Reconfiguration rules held up three months after system reformed
The government has refused to publish guidance which has been prepared on how service reconfiguration could be planned in the new NHS system, more than three months after the reforms took effect.
It comes amid confusion about organisations’ roles in leading major service change.
The Department of Health commissioned a review of guidance on how major service changes should be planned and carried out late last year.
It was carried out by former NHS South West chief executive Sir Ian Carruthers and recommendations were submitted to the DH early this year.
However, it has never been published. An HSJ freedom of information request to the DH for Sir Ian’s review has been rejected.
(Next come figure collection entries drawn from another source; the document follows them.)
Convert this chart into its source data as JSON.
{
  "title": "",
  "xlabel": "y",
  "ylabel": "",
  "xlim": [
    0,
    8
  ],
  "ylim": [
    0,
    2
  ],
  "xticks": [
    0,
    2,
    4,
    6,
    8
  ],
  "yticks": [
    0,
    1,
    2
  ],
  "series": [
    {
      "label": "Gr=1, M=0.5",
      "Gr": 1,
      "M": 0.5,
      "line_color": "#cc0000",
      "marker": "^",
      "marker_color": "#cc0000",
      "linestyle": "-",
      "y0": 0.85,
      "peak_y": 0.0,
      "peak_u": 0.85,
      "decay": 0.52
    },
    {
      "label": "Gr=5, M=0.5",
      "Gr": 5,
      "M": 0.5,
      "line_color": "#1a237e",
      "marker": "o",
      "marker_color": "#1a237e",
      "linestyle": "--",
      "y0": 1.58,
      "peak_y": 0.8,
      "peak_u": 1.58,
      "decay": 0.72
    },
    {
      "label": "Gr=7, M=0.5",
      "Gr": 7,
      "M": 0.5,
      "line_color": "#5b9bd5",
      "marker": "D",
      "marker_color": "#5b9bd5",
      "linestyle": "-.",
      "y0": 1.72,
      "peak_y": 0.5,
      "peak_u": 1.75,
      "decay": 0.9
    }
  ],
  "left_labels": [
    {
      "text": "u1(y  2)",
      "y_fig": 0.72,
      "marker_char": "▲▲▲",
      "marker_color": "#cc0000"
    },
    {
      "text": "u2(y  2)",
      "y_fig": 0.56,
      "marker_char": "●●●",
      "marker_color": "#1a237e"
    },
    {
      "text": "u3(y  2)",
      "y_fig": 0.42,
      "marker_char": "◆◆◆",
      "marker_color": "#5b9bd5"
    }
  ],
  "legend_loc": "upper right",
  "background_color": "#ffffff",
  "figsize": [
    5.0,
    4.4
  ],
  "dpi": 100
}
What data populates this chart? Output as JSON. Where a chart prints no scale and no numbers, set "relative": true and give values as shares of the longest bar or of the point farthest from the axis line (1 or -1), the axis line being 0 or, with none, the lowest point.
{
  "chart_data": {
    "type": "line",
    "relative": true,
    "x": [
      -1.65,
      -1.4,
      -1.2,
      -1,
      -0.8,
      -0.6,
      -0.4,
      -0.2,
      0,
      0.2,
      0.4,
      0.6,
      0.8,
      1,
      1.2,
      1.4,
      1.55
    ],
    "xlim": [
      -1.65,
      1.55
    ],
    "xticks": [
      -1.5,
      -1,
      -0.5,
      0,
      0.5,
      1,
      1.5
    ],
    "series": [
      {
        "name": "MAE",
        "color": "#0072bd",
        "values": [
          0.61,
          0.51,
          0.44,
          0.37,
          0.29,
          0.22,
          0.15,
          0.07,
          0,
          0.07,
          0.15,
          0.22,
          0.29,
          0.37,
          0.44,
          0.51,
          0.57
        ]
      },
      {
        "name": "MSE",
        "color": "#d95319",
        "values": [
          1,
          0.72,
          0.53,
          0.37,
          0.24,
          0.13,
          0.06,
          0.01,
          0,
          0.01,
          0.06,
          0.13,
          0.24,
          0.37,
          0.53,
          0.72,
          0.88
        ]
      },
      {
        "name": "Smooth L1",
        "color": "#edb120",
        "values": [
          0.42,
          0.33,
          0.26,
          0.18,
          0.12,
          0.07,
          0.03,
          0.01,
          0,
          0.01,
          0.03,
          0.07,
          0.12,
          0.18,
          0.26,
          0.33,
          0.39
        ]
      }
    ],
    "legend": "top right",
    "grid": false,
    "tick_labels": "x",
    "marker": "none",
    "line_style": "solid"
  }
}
NHS England said in April it would “develop and oversee a framework” for major reconfigurations, work which was expected to build on Sir Ian’s recommendations.
However, HSJ understands there is no date set for publication of this work, and that it is facing delays.
One senior commissioning source said this was likely to be due to concern it could be seen as a “green light for reconfiguration”, and therefore be politically controversial.
Many NHS leaders have identified the need for major changes to make savings, and confusion in the reformed system about which organisations are able to lead it.
An HSJ survey of 94 CCG leaders in May found 51 per cent believed “CCGs are leaders of [reconfiguration] jointly and equally with each other. NHS England will contribute along with other partners”.
However, 30 per cent said NHS England and CCGs were “joint leaders of the work” and 7 per cent that “NHS England is the convener of the work, with CCGs as partners”. There is also a potential conflict between commissioners’ role and Monitor’s licensing and administration regimes.
NHS Confederation chief executive Mike Farrar told HSJ: “It is really important there is a shared script on service reconfiguration. It there isn’t it is going to hold [change] up even further.
“It would be good for work on this to see the light of day.”
Mr Farrar said the growing transfer of funds from the NHS to social care, “requires resources to be moved from the acute sector into better settings”, which would require major service change.
The DH’s reply to HSJ’s FOI request said: “Sir Ian provided a number of high level recommendations that require further detailed discussions between the [DH] and its partners to translate these into operational practice.
“One of Sir Ian’s recommendations was that, due to the level of organisational change taking place across the system during the final quarter of 2012-13, there should be further detailed work with the new bodies that were formed from April.”